A entressafra mal começou, e o consumidor já está pagando 8,2% a mais pelo litro do leite C em Juiz de Fora. Conforme pesquisa mais recente da Secretaria de Agropecuária e Abastecimento (SAA), o valor médio praticado na cidade era de R$ 1,811 ontem. No mesmo período do ano passado (19 de maio), o litro era encontrado a R$ 1,673 na cidade. Para especialistas, o preço pode atingir a marca de R$ 2 para o consumidor final no auge da entressafra, esperado para final de junho e início de julho.
Os derivados acompanham a escalada. Conforme o Centro de Estudos Avançados em Economia Aplicada (Cepea) da Universidade de São Paulo (USP), o custo médio subiu até 16,10% no mercado mineiro, como foi o caso da manteiga. Também houve aumento no queijo prato (10,5%) e no leite pasteurizado (9,4%). Dentre os seis produtos analisados pelo núcleo, o leite UHT apresentou a menor diferença: 1,2%, considerando os valores médios praticados em março deste ano ante o mesmo mês de 2011.

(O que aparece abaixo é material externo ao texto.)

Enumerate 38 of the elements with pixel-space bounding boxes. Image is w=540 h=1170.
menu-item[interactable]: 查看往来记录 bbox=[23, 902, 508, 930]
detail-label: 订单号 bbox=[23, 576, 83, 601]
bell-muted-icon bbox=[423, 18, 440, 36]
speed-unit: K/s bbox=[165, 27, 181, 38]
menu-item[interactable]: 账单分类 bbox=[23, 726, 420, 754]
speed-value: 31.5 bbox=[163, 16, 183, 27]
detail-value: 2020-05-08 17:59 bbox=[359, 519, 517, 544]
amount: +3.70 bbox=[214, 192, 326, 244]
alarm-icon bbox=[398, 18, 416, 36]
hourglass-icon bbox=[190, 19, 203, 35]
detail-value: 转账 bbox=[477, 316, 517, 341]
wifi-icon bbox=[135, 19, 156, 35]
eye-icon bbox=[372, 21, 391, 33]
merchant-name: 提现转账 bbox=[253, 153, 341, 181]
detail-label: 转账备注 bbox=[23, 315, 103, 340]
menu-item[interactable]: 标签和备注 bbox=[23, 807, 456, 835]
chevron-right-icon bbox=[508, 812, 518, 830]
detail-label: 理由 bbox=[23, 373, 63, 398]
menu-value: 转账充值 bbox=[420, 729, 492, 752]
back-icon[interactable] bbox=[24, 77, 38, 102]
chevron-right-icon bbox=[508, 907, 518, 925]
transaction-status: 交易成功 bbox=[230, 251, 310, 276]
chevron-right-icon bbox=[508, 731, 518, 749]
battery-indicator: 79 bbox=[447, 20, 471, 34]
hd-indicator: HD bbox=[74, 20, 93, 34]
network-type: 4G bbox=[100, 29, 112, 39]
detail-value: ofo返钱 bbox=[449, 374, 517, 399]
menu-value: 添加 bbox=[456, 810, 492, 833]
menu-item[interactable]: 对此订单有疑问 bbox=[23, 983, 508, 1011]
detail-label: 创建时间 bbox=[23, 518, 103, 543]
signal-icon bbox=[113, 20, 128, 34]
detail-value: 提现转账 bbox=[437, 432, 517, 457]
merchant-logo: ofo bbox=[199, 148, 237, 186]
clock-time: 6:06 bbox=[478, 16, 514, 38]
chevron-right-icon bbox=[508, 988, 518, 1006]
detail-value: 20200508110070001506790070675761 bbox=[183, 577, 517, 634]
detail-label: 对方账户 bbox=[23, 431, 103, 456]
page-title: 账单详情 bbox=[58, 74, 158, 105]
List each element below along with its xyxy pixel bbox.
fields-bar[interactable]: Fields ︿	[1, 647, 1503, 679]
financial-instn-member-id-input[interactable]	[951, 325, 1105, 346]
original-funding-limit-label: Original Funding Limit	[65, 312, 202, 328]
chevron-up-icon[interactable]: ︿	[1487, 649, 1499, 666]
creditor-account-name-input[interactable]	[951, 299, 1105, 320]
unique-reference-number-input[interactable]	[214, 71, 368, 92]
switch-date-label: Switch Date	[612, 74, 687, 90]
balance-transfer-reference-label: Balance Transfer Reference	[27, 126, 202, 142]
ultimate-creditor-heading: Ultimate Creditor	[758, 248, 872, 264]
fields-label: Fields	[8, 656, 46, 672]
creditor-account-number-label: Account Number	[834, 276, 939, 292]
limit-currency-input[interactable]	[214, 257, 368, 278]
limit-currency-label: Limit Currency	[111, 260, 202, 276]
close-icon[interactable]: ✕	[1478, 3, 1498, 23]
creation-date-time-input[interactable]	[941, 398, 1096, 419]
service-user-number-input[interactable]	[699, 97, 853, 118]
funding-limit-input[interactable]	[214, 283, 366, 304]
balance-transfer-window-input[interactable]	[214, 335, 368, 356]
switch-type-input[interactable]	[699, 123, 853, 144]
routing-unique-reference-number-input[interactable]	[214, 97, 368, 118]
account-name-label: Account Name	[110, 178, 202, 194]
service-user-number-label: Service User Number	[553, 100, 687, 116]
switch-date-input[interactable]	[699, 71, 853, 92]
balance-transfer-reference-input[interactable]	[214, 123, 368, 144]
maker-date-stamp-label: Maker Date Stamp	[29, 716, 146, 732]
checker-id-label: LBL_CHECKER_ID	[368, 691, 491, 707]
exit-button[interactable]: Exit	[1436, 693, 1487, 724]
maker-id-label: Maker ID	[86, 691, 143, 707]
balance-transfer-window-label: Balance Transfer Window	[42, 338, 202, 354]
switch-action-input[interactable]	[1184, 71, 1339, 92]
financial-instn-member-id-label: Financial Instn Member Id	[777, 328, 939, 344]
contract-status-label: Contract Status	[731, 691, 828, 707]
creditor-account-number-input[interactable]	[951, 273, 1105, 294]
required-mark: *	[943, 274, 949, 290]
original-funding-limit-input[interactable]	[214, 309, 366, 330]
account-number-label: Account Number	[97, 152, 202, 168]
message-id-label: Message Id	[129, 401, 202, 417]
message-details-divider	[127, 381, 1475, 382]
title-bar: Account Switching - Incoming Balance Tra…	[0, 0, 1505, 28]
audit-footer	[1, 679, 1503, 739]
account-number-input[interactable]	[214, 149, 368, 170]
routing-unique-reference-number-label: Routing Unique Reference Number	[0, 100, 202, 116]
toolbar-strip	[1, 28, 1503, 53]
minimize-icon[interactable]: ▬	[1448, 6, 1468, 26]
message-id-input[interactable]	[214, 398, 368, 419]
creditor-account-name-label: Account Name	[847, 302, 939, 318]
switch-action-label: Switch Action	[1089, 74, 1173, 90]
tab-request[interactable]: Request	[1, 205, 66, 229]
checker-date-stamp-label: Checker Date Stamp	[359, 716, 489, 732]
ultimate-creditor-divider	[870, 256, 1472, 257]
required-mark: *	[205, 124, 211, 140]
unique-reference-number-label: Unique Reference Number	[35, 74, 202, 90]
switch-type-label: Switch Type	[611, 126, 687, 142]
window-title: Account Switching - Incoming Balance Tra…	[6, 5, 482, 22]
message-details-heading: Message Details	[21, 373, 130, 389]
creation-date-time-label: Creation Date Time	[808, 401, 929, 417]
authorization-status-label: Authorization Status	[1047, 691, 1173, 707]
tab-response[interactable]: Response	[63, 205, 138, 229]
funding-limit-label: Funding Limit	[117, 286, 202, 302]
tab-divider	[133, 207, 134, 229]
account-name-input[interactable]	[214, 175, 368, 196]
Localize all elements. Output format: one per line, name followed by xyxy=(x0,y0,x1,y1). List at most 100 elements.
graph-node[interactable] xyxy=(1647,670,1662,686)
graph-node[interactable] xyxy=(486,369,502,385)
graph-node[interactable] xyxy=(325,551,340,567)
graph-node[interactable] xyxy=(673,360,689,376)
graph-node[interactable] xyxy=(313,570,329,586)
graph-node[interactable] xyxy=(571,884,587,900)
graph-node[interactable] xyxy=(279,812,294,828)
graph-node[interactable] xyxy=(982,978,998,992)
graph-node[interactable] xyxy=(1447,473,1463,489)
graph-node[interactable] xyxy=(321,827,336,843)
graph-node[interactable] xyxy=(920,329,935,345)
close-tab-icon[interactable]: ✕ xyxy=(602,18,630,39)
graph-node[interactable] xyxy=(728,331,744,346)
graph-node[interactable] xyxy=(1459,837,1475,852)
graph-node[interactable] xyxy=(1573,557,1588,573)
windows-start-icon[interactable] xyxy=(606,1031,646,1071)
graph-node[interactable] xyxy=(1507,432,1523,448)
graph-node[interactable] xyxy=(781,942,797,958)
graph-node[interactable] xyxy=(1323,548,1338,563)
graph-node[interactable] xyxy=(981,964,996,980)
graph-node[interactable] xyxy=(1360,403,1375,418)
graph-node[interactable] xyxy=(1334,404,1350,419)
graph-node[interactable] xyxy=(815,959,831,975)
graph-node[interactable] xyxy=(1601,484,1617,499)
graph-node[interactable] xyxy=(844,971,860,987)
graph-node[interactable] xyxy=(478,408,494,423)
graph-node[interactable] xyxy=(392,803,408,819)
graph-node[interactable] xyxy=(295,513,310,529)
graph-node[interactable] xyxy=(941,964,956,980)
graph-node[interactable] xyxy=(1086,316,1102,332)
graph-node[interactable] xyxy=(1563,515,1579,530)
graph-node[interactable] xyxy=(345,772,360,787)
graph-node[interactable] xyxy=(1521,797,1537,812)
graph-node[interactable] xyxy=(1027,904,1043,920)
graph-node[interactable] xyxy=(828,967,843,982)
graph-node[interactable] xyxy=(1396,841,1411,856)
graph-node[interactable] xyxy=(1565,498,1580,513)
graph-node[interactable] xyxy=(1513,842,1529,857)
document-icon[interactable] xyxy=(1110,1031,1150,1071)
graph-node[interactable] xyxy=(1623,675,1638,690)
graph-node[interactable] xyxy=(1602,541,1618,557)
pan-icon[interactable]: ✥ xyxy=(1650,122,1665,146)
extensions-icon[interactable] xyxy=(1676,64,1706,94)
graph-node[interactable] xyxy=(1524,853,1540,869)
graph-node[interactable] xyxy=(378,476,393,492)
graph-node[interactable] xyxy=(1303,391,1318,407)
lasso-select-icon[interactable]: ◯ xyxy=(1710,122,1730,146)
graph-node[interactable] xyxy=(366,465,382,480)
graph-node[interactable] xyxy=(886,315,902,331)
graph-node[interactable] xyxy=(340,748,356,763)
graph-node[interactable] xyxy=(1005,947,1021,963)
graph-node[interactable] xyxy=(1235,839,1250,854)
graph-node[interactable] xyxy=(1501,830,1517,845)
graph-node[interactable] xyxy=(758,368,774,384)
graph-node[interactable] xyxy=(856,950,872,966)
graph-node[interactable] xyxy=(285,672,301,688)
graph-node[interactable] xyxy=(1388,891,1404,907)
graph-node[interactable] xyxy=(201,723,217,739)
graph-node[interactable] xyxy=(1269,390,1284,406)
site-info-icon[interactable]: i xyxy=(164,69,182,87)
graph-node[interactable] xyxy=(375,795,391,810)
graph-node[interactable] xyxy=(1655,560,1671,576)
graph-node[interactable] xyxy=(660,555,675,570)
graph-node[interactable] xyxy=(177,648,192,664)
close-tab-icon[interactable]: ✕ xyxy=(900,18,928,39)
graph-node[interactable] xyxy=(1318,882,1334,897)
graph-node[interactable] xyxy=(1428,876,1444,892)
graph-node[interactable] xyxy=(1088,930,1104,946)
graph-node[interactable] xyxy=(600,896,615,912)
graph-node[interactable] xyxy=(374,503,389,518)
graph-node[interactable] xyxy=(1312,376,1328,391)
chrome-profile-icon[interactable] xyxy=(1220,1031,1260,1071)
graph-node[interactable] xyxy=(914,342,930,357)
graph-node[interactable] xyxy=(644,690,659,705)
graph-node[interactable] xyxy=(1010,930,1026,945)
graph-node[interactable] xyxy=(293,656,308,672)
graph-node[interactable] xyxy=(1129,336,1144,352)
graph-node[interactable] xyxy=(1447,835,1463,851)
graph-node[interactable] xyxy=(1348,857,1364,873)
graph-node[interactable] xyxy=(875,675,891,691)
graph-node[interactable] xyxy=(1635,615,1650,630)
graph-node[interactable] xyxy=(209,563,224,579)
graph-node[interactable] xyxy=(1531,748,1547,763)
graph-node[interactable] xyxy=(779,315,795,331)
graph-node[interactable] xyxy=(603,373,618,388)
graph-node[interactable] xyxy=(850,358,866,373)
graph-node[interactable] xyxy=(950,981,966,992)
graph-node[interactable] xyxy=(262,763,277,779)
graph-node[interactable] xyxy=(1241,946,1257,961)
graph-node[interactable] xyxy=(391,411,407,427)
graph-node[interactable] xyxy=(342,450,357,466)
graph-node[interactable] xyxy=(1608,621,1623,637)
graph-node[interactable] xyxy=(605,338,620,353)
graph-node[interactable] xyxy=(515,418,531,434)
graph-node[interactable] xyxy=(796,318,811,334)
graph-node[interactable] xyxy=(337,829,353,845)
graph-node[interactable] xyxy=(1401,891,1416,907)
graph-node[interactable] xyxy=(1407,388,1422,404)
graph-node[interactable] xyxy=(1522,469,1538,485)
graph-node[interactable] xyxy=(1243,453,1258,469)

O coordenador de pesquisas da SAA, Júlio Alvarenga, explica que, nos anos anteriores, a variação do preço do leite chegava a 30% durante o intervalo entre as safras. "Nessa época do ano, havia uma alta muito elevada, fazendo com que o custo despencasse por volta de setembro", explica. Desde 2011, afirma, o cenário mudou. O alimento recuperou o preço de mercado, apresentando custo linear e fazendo com que os aumentos não fossem excessivos, nem a redução de custo ao longo do ano. "Para o produtor é muito bom, porque, agora, ele pode se programar."
Por este motivo, as variações no ano são pequenas, comprova Alvarenga. Em relação ao início de 2012, por exemplo, o aumento foi de apenas 0,6%. Na primeira sondagem da SAA, divulgada em 4 de janeiro, o valor do litro era R$ 1,796. Em relação à semana anterior (dia 16), a alta é de 0,22%. Na época, o valor pago pelo consumidor era R$ 1,807. A entressafra, segundo o coordenador, deve se estender até agosto e início de setembro, coincidindo com o início do período de chuvas. Neste período, avalia, o litro não deve superar R$ 2, "porque o consumidor final não suporta mais do que isso", aposta.
O presidente do Sindicato Rural, Domingos Frederico, também considera que o preço médio pode chegar a R$ 2 na cidade. Ele não acredita em risco de desabastecimento, mas considera a possibilidade de redução no consumo. Para Domingos, com o aumento do dólar, pode haver diminuição da importação do alimento, especialmente da Argentina e do Uruguai, beneficiando o mercado interno. Entretanto, a alta das commodities deve impactar diretamente o preço da ração, contribuindo também para a majoração do leite, além do fator sazonal. Na sua opinião, o valor pago ao produtor hoje, em torno de R$ 0,90, não cobre os custos da produção, principalmente neste momento, em que se gasta mais com a complementação alimentar do gado. No estado, o produtor recebeu, em média, R$ 0,8828 pelo litro de leite em abril.